Department of Justice won't bring charges against Baltimore officers in Freddie Gray case
Freddie Gray Trial
BALTIMORE (AP) — The U.S. Department of Justice won't bring federal charges against six police officers involved in the arrest and in-custody death of Freddie Gray, a young black man whose death touched off weeks of protests and unrest in Baltimore.
The officers were charged by state prosecutors after Gray's neck was broken in the back of a police transport wagon in April of 2015. The 25-year-old was handcuffed and shackled at the time, but he was unrestrained by a seat belt.
Three officers were acquitted at trial, and Baltimore State's Attorney Marilyn Mosby later dropped the remaining state cases.
The Gray family's attorney, Billy Murphy, said the Justice Department informed him on Tuesday that no federal charges would be filed. The decision means none of the officers will be held criminally responsible for Gray's death.
Five officers face internal disciplinary hearings scheduled to begin Oct. 30. Those officers are Lt. Brian Rice, Sgt. Alicia White and officers Caesar Goodson, Edward Nero and Garrett Miller. The sixth officer, William Porter, was not charged administratively.
The Justice Department decision was first reported by The Baltimore Sun.

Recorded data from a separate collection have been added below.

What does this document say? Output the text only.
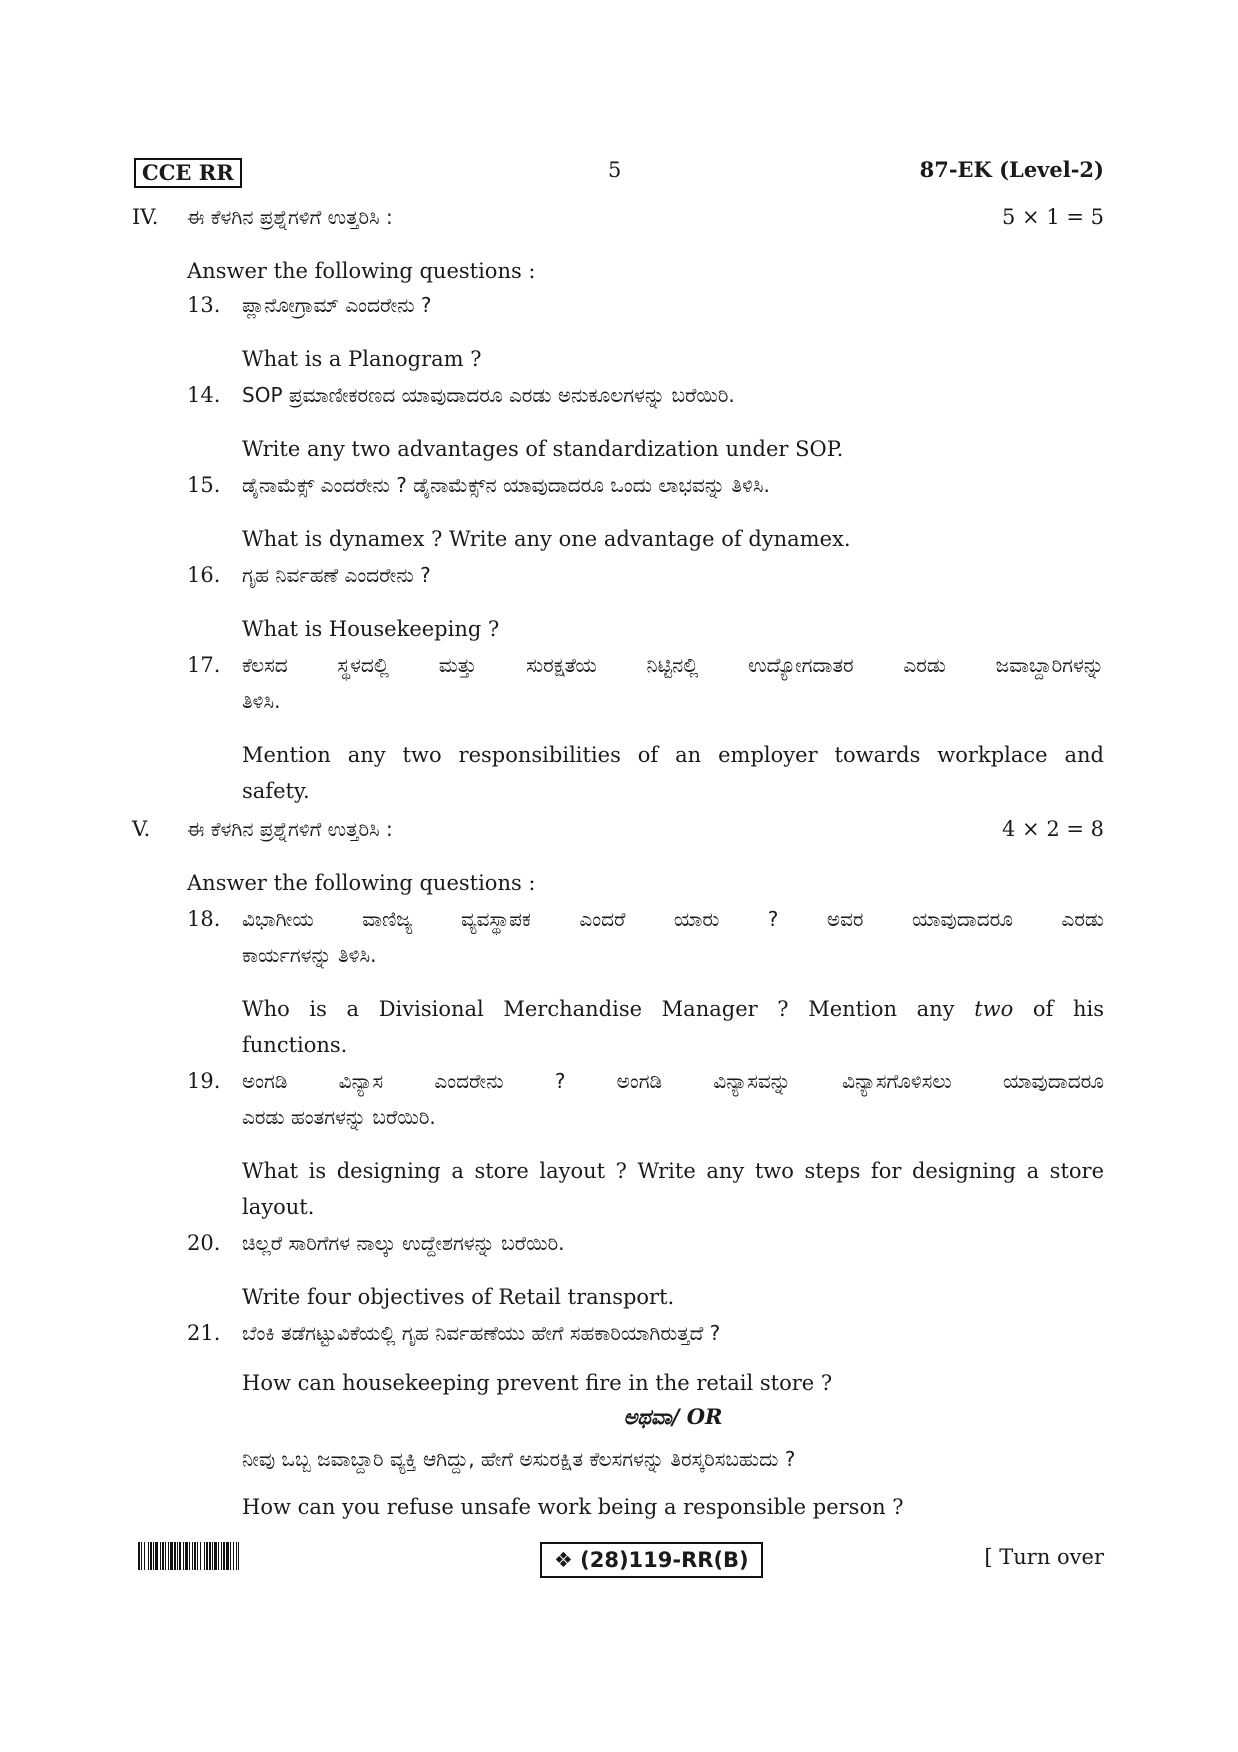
CCE RR	5	87-EK (Level-2)
IV. ಈ ಕೆಳಗಿನ ಪ್ರಶ್ನೆಗಳಿಗೆ ಉತ್ತರಿಸಿ :	5 × 1 = 5
Answer the following questions :
13. ಪ್ಲಾನೋಗ್ರಾಮ್ ಎಂದರೇನು ?
What is a Planogram ?
14. SOP ಪ್ರಮಾಣೀಕರಣದ ಯಾವುದಾದರೂ ಎರಡು ಅನುಕೂಲಗಳನ್ನು ಬರೆಯಿರಿ.
Write any two advantages of standardization under SOP.
15. ಡೈನಾಮೆಕ್ಸ್ ಎಂದರೇನು ? ಡೈನಾಮೆಕ್ಸ್‌ನ ಯಾವುದಾದರೂ ಒಂದು ಲಾಭವನ್ನು ತಿಳಿಸಿ.
What is dynamex ? Write any one advantage of dynamex.
16. ಗೃಹ ನಿರ್ವಹಣೆ ಎಂದರೇನು ?
What is Housekeeping ?
17. ಕೆಲಸದ ಸ್ಥಳದಲ್ಲಿ ಮತ್ತು ಸುರಕ್ಷತೆಯ ನಿಟ್ಟಿನಲ್ಲಿ ಉದ್ಯೋಗದಾತರ ಎರಡು ಜವಾಬ್ದಾರಿಗಳನ್ನು
ತಿಳಿಸಿ.
Mention any two responsibilities of an employer towards workplace and
safety.
V. ಈ ಕೆಳಗಿನ ಪ್ರಶ್ನೆಗಳಿಗೆ ಉತ್ತರಿಸಿ :	4 × 2 = 8
Answer the following questions :
18. ವಿಭಾಗೀಯ ವಾಣಿಜ್ಯ ವ್ಯವಸ್ಥಾಪಕ ಎಂದರೆ ಯಾರು ? ಅವರ ಯಾವುದಾದರೂ ಎರಡು
ಕಾರ್ಯಗಳನ್ನು ತಿಳಿಸಿ.
Who is a Divisional Merchandise Manager ? Mention any two of his
functions.
19. ಅಂಗಡಿ ವಿನ್ಯಾಸ ಎಂದರೇನು ? ಅಂಗಡಿ ವಿನ್ಯಾಸವನ್ನು ವಿನ್ಯಾಸಗೊಳಿಸಲು ಯಾವುದಾದರೂ
ಎರಡು ಹಂತಗಳನ್ನು ಬರೆಯಿರಿ.
What is designing a store layout ? Write any two steps for designing a store
layout.
20. ಚಿಲ್ಲರೆ ಸಾರಿಗೆಗಳ ನಾಲ್ಕು ಉದ್ದೇಶಗಳನ್ನು ಬರೆಯಿರಿ.
Write four objectives of Retail transport.
21. ಬೆಂಕಿ ತಡೆಗಟ್ಟುವಿಕೆಯಲ್ಲಿ ಗೃಹ ನಿರ್ವಹಣೆಯು ಹೇಗೆ ಸಹಕಾರಿಯಾಗಿರುತ್ತದೆ ?
How can housekeeping prevent fire in the retail store ?
ಅಥವಾ/ OR
ನೀವು ಒಬ್ಬ ಜವಾಬ್ದಾರಿ ವ್ಯಕ್ತಿ ಆಗಿದ್ದು, ಹೇಗೆ ಅಸುರಕ್ಷಿತ ಕೆಲಸಗಳನ್ನು ತಿರಸ್ಕರಿಸಬಹುದು ?
How can you refuse unsafe work being a responsible person ?
❖ (28)119-RR(B)	[ Turn over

The agency, along with the Baltimore Police Department, Mayor Catherine Pugh, State's Attorney Marilyn Mosby and the U.S. Attorney's Office declined to comment on the decision.
Gray's death triggered the firing of then-police commissioner Anthony Batts and prompted the Justice Department to open an investigation into allegations of discriminatory policing practices and unlawful arrests.
Last year, the Justice Department released a report detailing widespread patterns of abuse and misconduct within the Baltimore Police Department, and in January entered into a court-enforceable agreement to reform the troubled agency.
On Tuesday, attorneys representing the officers expressed relief that their clients will not be held criminally responsible for Gray's death.
"These cases were never criminal and should never have been charged as such," said Rice's attorney, Michael Belsky.
Joe Murtha, who represents Porter, said he was relieved the department "determined that there wasn't a basis to move forward with the civil rights action," adding: "It's a good decision."